Aside from Transportation Secretary Bernard Cohen, chairman of the Turnpike Authority Board, Connaughton was the only member to attend any of the five hearings. She attended three.
State Rep. David Linsky, D-Natick, said, "The board members may not be legally required to appear at the hearings, but in my view, as one public officer to another, I consider it their responsibility to hear from members of the public who would actually have to pay the tolls they are charging."
Linsky has worked with MetroWest lawmakers to oppose the increases.
Authority board members will receive a transcript of hearing testimony.

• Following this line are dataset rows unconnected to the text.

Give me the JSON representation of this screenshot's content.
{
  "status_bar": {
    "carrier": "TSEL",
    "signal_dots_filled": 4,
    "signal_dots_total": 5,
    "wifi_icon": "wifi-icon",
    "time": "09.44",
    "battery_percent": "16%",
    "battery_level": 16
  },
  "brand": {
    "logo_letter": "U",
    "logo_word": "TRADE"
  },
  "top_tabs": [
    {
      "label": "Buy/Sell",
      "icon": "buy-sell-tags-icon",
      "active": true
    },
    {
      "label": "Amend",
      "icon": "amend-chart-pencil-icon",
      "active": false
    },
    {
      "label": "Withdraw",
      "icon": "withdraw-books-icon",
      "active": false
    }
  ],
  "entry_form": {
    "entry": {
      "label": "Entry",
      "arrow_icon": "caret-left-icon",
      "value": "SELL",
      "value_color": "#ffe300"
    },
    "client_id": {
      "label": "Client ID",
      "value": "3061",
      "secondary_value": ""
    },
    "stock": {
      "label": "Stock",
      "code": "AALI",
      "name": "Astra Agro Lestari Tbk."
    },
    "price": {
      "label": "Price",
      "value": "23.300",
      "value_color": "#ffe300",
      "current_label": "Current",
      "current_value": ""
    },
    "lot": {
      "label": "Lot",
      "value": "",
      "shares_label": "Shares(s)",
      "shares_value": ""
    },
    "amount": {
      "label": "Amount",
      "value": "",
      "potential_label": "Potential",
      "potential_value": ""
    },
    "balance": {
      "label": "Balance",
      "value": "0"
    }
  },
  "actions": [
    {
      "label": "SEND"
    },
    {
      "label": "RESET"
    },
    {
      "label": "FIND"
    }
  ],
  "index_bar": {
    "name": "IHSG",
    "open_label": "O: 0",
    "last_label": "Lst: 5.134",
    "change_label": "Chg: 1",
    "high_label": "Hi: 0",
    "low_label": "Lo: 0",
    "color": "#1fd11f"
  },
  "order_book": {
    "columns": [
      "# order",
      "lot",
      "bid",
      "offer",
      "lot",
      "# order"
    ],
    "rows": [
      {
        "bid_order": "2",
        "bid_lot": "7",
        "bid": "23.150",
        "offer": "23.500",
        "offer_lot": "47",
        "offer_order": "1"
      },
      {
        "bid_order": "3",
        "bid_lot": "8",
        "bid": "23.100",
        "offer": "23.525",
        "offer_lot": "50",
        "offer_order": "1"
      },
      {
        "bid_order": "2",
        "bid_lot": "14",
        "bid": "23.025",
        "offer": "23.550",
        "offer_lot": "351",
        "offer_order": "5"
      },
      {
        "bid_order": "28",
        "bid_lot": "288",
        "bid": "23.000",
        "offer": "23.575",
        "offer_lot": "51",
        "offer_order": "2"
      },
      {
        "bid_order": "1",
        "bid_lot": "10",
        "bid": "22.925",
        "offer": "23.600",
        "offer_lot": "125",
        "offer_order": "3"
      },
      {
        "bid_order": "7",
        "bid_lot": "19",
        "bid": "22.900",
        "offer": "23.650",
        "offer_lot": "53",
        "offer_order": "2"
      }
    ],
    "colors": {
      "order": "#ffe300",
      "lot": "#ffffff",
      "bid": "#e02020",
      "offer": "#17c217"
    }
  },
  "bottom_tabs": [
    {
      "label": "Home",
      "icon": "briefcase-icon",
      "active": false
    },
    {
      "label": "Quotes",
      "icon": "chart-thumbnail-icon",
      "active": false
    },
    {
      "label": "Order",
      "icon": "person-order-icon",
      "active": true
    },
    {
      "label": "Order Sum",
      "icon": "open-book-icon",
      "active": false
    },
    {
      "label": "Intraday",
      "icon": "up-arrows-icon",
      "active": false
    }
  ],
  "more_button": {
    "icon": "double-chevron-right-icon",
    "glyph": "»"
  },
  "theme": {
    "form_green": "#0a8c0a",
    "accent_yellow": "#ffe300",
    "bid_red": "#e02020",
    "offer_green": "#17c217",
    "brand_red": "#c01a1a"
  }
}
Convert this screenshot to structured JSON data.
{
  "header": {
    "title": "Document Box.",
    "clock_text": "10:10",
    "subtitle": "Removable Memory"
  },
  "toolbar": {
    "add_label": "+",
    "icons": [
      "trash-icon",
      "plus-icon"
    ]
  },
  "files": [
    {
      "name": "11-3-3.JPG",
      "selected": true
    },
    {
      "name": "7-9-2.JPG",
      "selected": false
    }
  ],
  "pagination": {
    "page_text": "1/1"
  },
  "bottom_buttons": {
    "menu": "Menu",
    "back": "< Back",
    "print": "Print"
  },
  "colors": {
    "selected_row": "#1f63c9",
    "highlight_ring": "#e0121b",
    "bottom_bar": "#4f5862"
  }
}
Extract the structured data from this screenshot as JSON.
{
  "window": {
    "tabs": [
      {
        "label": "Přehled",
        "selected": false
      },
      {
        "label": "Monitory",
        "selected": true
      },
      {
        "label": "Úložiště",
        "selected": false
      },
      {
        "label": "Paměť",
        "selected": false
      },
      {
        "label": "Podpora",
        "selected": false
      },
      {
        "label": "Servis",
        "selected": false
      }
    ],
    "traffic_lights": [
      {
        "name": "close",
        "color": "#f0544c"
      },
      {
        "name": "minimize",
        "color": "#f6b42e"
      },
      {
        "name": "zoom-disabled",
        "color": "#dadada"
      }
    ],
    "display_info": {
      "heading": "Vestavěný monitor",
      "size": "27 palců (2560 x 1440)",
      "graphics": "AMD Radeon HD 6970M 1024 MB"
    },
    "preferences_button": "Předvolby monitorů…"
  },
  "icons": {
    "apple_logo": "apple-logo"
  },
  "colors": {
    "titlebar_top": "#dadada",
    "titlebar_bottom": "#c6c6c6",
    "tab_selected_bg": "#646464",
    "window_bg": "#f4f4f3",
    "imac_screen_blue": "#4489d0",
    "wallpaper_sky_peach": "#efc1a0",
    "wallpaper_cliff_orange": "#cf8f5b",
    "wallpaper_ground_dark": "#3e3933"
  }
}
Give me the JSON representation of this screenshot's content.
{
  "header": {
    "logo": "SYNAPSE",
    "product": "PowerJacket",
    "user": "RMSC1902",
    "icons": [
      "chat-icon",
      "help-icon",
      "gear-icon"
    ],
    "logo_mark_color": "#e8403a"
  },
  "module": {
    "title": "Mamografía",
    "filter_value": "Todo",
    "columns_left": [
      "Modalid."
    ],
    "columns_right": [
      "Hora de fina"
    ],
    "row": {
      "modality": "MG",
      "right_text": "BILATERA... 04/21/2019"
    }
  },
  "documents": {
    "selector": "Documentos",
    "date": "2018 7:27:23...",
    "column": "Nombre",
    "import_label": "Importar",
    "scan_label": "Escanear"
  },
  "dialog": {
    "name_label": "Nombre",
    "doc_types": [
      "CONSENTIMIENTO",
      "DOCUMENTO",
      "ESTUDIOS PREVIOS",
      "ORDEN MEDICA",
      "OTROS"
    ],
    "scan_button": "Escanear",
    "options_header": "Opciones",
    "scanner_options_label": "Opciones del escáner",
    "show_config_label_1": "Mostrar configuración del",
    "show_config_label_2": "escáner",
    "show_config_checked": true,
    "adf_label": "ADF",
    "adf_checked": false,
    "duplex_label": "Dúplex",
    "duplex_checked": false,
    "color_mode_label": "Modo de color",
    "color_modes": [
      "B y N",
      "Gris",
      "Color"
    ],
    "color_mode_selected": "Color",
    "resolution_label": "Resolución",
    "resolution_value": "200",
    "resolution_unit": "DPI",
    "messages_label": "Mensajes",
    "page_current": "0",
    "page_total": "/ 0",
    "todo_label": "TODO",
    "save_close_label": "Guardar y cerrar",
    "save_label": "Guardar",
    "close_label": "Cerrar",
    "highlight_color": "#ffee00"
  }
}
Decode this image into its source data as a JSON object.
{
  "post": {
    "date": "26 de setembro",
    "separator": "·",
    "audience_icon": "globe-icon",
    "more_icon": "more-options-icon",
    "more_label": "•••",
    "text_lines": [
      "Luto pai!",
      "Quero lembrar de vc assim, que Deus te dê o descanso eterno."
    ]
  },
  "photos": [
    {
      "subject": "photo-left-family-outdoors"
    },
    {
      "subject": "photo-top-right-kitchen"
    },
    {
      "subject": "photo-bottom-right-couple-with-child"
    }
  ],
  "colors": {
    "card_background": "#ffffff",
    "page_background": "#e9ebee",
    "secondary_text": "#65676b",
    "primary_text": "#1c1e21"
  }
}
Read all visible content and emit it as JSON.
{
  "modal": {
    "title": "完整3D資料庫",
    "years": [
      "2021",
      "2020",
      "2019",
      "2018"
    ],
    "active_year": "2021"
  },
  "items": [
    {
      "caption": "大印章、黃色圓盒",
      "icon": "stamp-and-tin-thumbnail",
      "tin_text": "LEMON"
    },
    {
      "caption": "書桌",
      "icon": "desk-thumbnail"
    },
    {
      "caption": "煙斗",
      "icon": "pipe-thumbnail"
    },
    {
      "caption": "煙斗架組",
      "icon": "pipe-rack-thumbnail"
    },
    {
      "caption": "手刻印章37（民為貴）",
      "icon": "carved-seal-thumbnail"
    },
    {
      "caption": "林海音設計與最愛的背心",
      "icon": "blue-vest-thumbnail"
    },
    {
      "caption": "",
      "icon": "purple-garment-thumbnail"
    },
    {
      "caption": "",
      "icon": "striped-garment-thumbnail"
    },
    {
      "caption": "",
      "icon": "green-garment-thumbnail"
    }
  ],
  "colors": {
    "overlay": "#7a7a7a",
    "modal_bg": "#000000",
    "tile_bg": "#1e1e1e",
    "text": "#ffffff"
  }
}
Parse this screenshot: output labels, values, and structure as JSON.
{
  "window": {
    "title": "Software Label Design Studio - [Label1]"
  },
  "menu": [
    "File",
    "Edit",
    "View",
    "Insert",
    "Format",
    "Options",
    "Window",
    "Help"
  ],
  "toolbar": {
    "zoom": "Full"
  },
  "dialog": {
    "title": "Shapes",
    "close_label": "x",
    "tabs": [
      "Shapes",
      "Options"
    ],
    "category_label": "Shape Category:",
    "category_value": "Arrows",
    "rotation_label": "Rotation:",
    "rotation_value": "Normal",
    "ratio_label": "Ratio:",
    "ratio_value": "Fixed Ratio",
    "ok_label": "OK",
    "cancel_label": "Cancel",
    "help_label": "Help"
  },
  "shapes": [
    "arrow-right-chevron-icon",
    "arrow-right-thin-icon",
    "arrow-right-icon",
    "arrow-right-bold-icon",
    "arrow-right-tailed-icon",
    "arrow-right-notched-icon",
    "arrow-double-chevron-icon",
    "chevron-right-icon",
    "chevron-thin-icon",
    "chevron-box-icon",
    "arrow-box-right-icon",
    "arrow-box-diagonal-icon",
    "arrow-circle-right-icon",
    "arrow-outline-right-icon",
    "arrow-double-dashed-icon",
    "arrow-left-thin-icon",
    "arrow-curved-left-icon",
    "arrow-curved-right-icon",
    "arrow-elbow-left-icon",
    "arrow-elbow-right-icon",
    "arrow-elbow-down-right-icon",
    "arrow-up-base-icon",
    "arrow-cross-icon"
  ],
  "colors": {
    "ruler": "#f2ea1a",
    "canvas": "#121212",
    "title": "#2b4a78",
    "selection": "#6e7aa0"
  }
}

Linsky and state Rep. Stephen LeDuc, D-Marlborough, advocated applying for the federal waiver needed to raise tolls on federal roads including Interstate 93.
"The authority no longer has the excuse it had back in the '90s when it was the policy of the federal government (not to have tolls on interstate roads)," said Linsky, who, along with LeDuc, believes the federal government has begun to yield to states that are struggling to meet infrastructure needs.
Some residents support Gov. Deval Patrick's plan to merge state transportation agencies as an alternative to toll hikes, but both Linsky and LeDuc said it could be a while before the state sees the anticipated cost savings.
"It's worth the fight and it's worth the wait if the end result is relief for MetroWest tollpayers," LeDuc said.
State Rep. Tom Sannicandro, D-Ashland, also testified against the tolls, which will pay for scheduled increases in Big Dig debt and cost the daily Framingham commuter an additional $200 annually to get to Boston.
"Even understanding the issue with the finances ... it's still an issue we really can't live with," he said. "For us, it's so clear."
According to Linsky, chairman of the MetroWest delegation, state Sen. Karen Spilka, D-Ashland, and state Reps. Alice Peisch, D-Wellesley, Pam Richardson, D-Framingham, and Kevin Honan, D-Brighton, also testified at the first Framingham hearing earlier this month.
The legally required round of public hearings drew less than 20 people in East Boston and Newton. Only one person testified at a Worcester hearing.
MetroWest residents reiterated the objections that Connaughton and lawmakers have raised on Beacon Hill: inequity, financial hardship, declining maintenance and increasing congestion.
"I hope you will listen to your mathematician on the board who told you to concentrate on the tunnels," said Ginger Esty, praising former accountant Connaughton's plan to get the necessary revenue exclusively from tunnel users and commercial vehicles.
MetroWest residents may be onboard with Connaughton's plans, but lawmakers have yet to back her list of alternative toll hikes, and Cohen has expressed reservations about overtaxing commercial interests.
Earlier this month, Connaughton's number crunching forced the authority to admit the proposed hikes would raise approximately $6 million more than originally anticipated.
"I think it's telling of how the Turnpike is operated,' LeDuc said of the miscalculation. 'I think the administration is still feeling their way around ... it's a new landscape and they're going through their growing pains."